The best songs on the album are the ones that employ gecs’ lawless approach to flipping the script on any given genre. British producer Danny L Harle turns the sweet love tune “gec 2 Ü” into an ecstatic hardbass thumper, while PC Music leader A.G. Cook converts the sugary “money machine” into something ambient and then more snarling. Charli XCX producer Umru flips the sprightly “ringtone”—arguably gecs’ most accessible song—into an angelic ballad that splits the difference between dream-pop and pop-punk. This sprawling range is just achieved across the tracks tinkering with production; the remixes that add vocals are even wackier and often more thrilling.
The already-trancy “xXXi_wud_nvrstøp_ÜXXx” gets an even trancier remix by the tongue-trilling Estonian rapper Tommy Cash and UK pop singer Hannah Diamond. Cash’s larger than life personality sounds at home here, pogoing atop a strobe-like beat as Diamond channels her best Cascada impersonation on the hook. It’s a truly skyscraping highlight and likely the best vocal pairing on the whole record, but it’s the following two most marquee-posse cuts that will undoubtedly go down as standouts.
100 gecs are no longer just a shooting star breaking orbit, but the very planet outsider pop revolves around.
The “ringtone” remix featuring Charli XCX, Rico Nasty, and Kero Kero Bonito remains the sentient moodboard for Twitter users with anime avatars who Tweet daily about Caroline Polachek. It sees Rico Nasty pulling off a convincing emo-rap croon that outmatches Charli XCX’s hook, and its very existence is proof that 100 gecs are the missing link between these seemingly disparate styles of pop music.
Meanwhile the “hand crushed by a mallet” remix which features Fall Out Boy, Craig Owens, and Nicole Dollanganger is also incredibly exciting, even if a FOB collaboration was always conceivable (while it certainly catered to the world of contemporary pop, 1000 gecs was also a dog whistle for former scene kids who thought Myspace metalcore and auto-tuned pop-punk acts like Hellogoodbye and Breathe Carolina would be permanently memory-holed).
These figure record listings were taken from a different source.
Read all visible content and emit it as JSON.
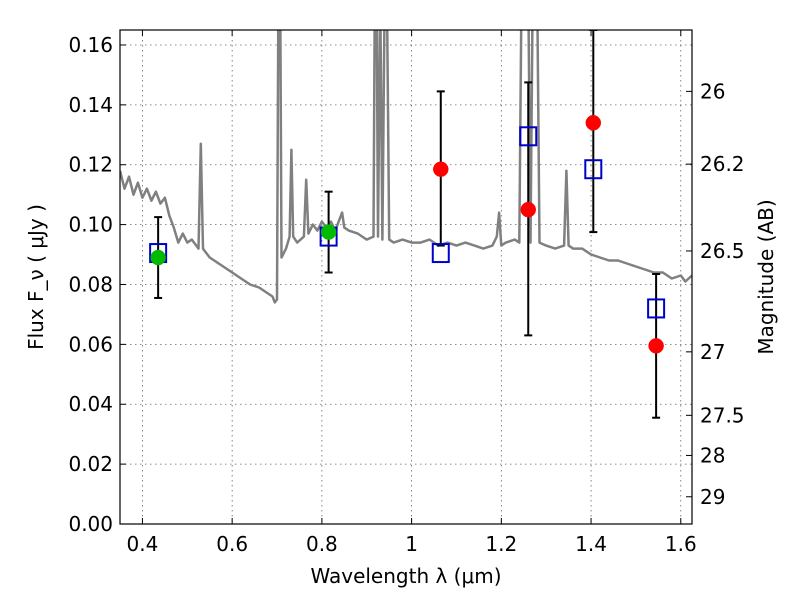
{
  "chart_data": {
    "type": "scatter",
    "xlabel": "Wavelength  λ (μm)",
    "ylabel": "Flux  F_ν  ( μJy )",
    "y2label": "Magnitude (AB)",
    "xlim": [
      0.35,
      1.625
    ],
    "ylim": [
      0.0,
      0.165
    ],
    "x_ticks": [
      {
        "value": 0.4,
        "label": "0.4"
      },
      {
        "value": 0.6,
        "label": "0.6"
      },
      {
        "value": 0.8,
        "label": "0.8"
      },
      {
        "value": 1.0,
        "label": "1"
      },
      {
        "value": 1.2,
        "label": "1.2"
      },
      {
        "value": 1.4,
        "label": "1.4"
      },
      {
        "value": 1.6,
        "label": "1.6"
      }
    ],
    "y_ticks": [
      {
        "value": 0.0,
        "label": "0.00"
      },
      {
        "value": 0.02,
        "label": "0.02"
      },
      {
        "value": 0.04,
        "label": "0.04"
      },
      {
        "value": 0.06,
        "label": "0.06"
      },
      {
        "value": 0.08,
        "label": "0.08"
      },
      {
        "value": 0.1,
        "label": "0.10"
      },
      {
        "value": 0.12,
        "label": "0.12"
      },
      {
        "value": 0.14,
        "label": "0.14"
      },
      {
        "value": 0.16,
        "label": "0.16"
      }
    ],
    "y2_ticks": [
      {
        "flux": 0.1445,
        "label": "26"
      },
      {
        "flux": 0.1202,
        "label": "26.2"
      },
      {
        "flux": 0.0912,
        "label": "26.5"
      },
      {
        "flux": 0.0575,
        "label": "27"
      },
      {
        "flux": 0.0363,
        "label": "27.5"
      },
      {
        "flux": 0.0229,
        "label": "28"
      },
      {
        "flux": 0.0091,
        "label": "29"
      }
    ],
    "grid": true,
    "colors": {
      "model": "#808080",
      "observed_red": "#ff0000",
      "observed_green": "#00bb00",
      "model_boxes": "#0000cc",
      "errorbars": "#000000"
    },
    "series": [
      {
        "kind": "line",
        "points": [
          [
            0.35,
            0.118
          ],
          [
            0.36,
            0.112
          ],
          [
            0.37,
            0.116
          ],
          [
            0.38,
            0.11
          ],
          [
            0.39,
            0.114
          ],
          [
            0.4,
            0.109
          ],
          [
            0.41,
            0.112
          ],
          [
            0.42,
            0.108
          ],
          [
            0.43,
            0.111
          ],
          [
            0.44,
            0.107
          ],
          [
            0.45,
            0.109
          ],
          [
            0.46,
            0.103
          ],
          [
            0.47,
            0.099
          ],
          [
            0.48,
            0.094
          ],
          [
            0.49,
            0.097
          ],
          [
            0.5,
            0.094
          ],
          [
            0.51,
            0.095
          ],
          [
            0.52,
            0.093
          ],
          [
            0.525,
            0.092
          ],
          [
            0.53,
            0.127
          ],
          [
            0.535,
            0.092
          ],
          [
            0.54,
            0.091
          ],
          [
            0.55,
            0.089
          ],
          [
            0.56,
            0.088
          ],
          [
            0.58,
            0.086
          ],
          [
            0.6,
            0.084
          ],
          [
            0.62,
            0.082
          ],
          [
            0.64,
            0.08
          ],
          [
            0.66,
            0.079
          ],
          [
            0.68,
            0.077
          ],
          [
            0.69,
            0.076
          ],
          [
            0.695,
            0.074
          ],
          [
            0.7,
            0.075
          ],
          [
            0.703,
            0.178
          ],
          [
            0.707,
            0.178
          ],
          [
            0.71,
            0.089
          ],
          [
            0.72,
            0.092
          ],
          [
            0.728,
            0.096
          ],
          [
            0.732,
            0.125
          ],
          [
            0.736,
            0.096
          ],
          [
            0.745,
            0.094
          ],
          [
            0.76,
            0.096
          ],
          [
            0.765,
            0.115
          ],
          [
            0.77,
            0.097
          ],
          [
            0.78,
            0.1
          ],
          [
            0.79,
            0.098
          ],
          [
            0.8,
            0.101
          ],
          [
            0.81,
            0.099
          ],
          [
            0.82,
            0.101
          ],
          [
            0.83,
            0.098
          ],
          [
            0.84,
            0.102
          ],
          [
            0.845,
            0.104
          ],
          [
            0.85,
            0.099
          ],
          [
            0.86,
            0.098
          ],
          [
            0.88,
            0.097
          ],
          [
            0.9,
            0.095
          ],
          [
            0.915,
            0.096
          ],
          [
            0.918,
            0.178
          ],
          [
            0.922,
            0.178
          ],
          [
            0.925,
            0.096
          ],
          [
            0.93,
            0.178
          ],
          [
            0.935,
            0.095
          ],
          [
            0.94,
            0.178
          ],
          [
            0.945,
            0.178
          ],
          [
            0.95,
            0.095
          ],
          [
            0.96,
            0.094
          ],
          [
            0.98,
            0.095
          ],
          [
            1.0,
            0.094
          ],
          [
            1.02,
            0.094
          ],
          [
            1.04,
            0.095
          ],
          [
            1.06,
            0.093
          ],
          [
            1.08,
            0.094
          ],
          [
            1.1,
            0.093
          ],
          [
            1.12,
            0.094
          ],
          [
            1.14,
            0.093
          ],
          [
            1.16,
            0.092
          ],
          [
            1.18,
            0.093
          ],
          [
            1.19,
            0.096
          ],
          [
            1.195,
            0.104
          ],
          [
            1.2,
            0.093
          ],
          [
            1.21,
            0.094
          ],
          [
            1.23,
            0.095
          ],
          [
            1.24,
            0.094
          ],
          [
            1.245,
            0.178
          ],
          [
            1.26,
            0.178
          ],
          [
            1.265,
            0.094
          ],
          [
            1.27,
            0.178
          ],
          [
            1.28,
            0.178
          ],
          [
            1.285,
            0.094
          ],
          [
            1.3,
            0.093
          ],
          [
            1.32,
            0.092
          ],
          [
            1.34,
            0.093
          ],
          [
            1.345,
            0.118
          ],
          [
            1.35,
            0.093
          ],
          [
            1.36,
            0.092
          ],
          [
            1.38,
            0.092
          ],
          [
            1.4,
            0.09
          ],
          [
            1.42,
            0.089
          ],
          [
            1.44,
            0.088
          ],
          [
            1.46,
            0.088
          ],
          [
            1.48,
            0.087
          ],
          [
            1.5,
            0.086
          ],
          [
            1.52,
            0.085
          ],
          [
            1.54,
            0.084
          ],
          [
            1.56,
            0.084
          ],
          [
            1.58,
            0.082
          ],
          [
            1.6,
            0.083
          ],
          [
            1.61,
            0.081
          ],
          [
            1.625,
            0.083
          ]
        ]
      },
      {
        "kind": "errorbars",
        "points": [
          {
            "x": 0.435,
            "y": 0.089,
            "ylo": 0.0755,
            "yhi": 0.1025,
            "color": "green"
          },
          {
            "x": 0.815,
            "y": 0.0975,
            "ylo": 0.084,
            "yhi": 0.111,
            "color": "green"
          },
          {
            "x": 1.065,
            "y": 0.1185,
            "ylo": 0.093,
            "yhi": 0.1445,
            "color": "red"
          },
          {
            "x": 1.26,
            "y": 0.105,
            "ylo": 0.063,
            "yhi": 0.1475,
            "color": "red"
          },
          {
            "x": 1.405,
            "y": 0.134,
            "ylo": 0.0975,
            "yhi": 0.165,
            "color": "red"
          },
          {
            "x": 1.545,
            "y": 0.0595,
            "ylo": 0.0355,
            "yhi": 0.0835,
            "color": "red"
          }
        ]
      },
      {
        "kind": "boxes",
        "points": [
          [
            0.435,
            0.0905
          ],
          [
            0.815,
            0.096
          ],
          [
            1.065,
            0.0905
          ],
          [
            1.26,
            0.1295
          ],
          [
            1.405,
            0.1185
          ],
          [
            1.545,
            0.072
          ]
        ]
      }
    ]
  }
}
Craig Owens, on the other hand, is such a weirdly specific curveball into late aughts post-hardcore that it’s somehow more mind-blowing than nabbing Fall Out Boy. Goth-pop weirdo Nicole Dollanganger doesn’t have much of a presence on the song, and though the remix itself isn’t all that revelatory, the fact that it happened is satisfying in its own right.
Other highlights include Black Dresses’ screech-laden trap-ification of “745 sticky” and the interlude “gecgecgec” becoming a full-on rap song thanks to Lil West and Tony Velour, but the bloat settles in at 99jakes’ remix of “xXXi_wud_nvrstøp_ÜXXx.” It feels redundant after Cash and Diamond rivaled the original with their take, the same as how Dorian Electra’s version of “gec 2 Ü” falls flat compared to Harle’s speaker-shattering rendition. And sadly, new tunes “Came to My Show” and “Toothless”, which both originally debuted at a Minecraft festival in 2019, feel like 1000 gecs b-sides with hooks that leave a lot to be desired.
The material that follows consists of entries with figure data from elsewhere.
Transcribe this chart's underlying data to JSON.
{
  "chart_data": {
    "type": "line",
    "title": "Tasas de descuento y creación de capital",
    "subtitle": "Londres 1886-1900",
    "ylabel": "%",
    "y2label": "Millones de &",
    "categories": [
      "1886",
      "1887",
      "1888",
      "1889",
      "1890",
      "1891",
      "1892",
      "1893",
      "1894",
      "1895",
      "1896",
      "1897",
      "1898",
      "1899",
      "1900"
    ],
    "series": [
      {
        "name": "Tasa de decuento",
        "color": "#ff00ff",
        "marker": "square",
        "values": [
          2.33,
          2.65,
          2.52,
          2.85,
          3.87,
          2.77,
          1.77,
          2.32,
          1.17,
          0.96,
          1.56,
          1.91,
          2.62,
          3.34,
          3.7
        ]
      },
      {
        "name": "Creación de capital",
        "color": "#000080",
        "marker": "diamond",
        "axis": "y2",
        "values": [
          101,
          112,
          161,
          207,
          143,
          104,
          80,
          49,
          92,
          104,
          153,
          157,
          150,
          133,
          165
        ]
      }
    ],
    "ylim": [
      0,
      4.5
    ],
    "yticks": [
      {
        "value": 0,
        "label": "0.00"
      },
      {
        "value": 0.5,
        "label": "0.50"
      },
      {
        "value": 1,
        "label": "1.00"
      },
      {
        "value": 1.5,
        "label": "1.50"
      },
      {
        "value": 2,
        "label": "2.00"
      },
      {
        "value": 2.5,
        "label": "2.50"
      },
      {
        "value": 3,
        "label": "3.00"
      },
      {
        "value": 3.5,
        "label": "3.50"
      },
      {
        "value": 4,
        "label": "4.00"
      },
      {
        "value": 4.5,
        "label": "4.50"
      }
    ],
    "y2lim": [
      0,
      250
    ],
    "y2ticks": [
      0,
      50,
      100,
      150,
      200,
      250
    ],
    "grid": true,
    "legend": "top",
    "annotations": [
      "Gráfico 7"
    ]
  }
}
Unlike its predecessor, 1000 gecs & the Tree of Clues doesn’t build an entirely new world of pop music or time-travel forward into uncharted lands — but it didn’t really need to. Instead, its existence as a monument to 100 gecs’ looming presence over so many different music scenes, is proof that their diverse influences aren’t just theoretical, but complementary in practice as well.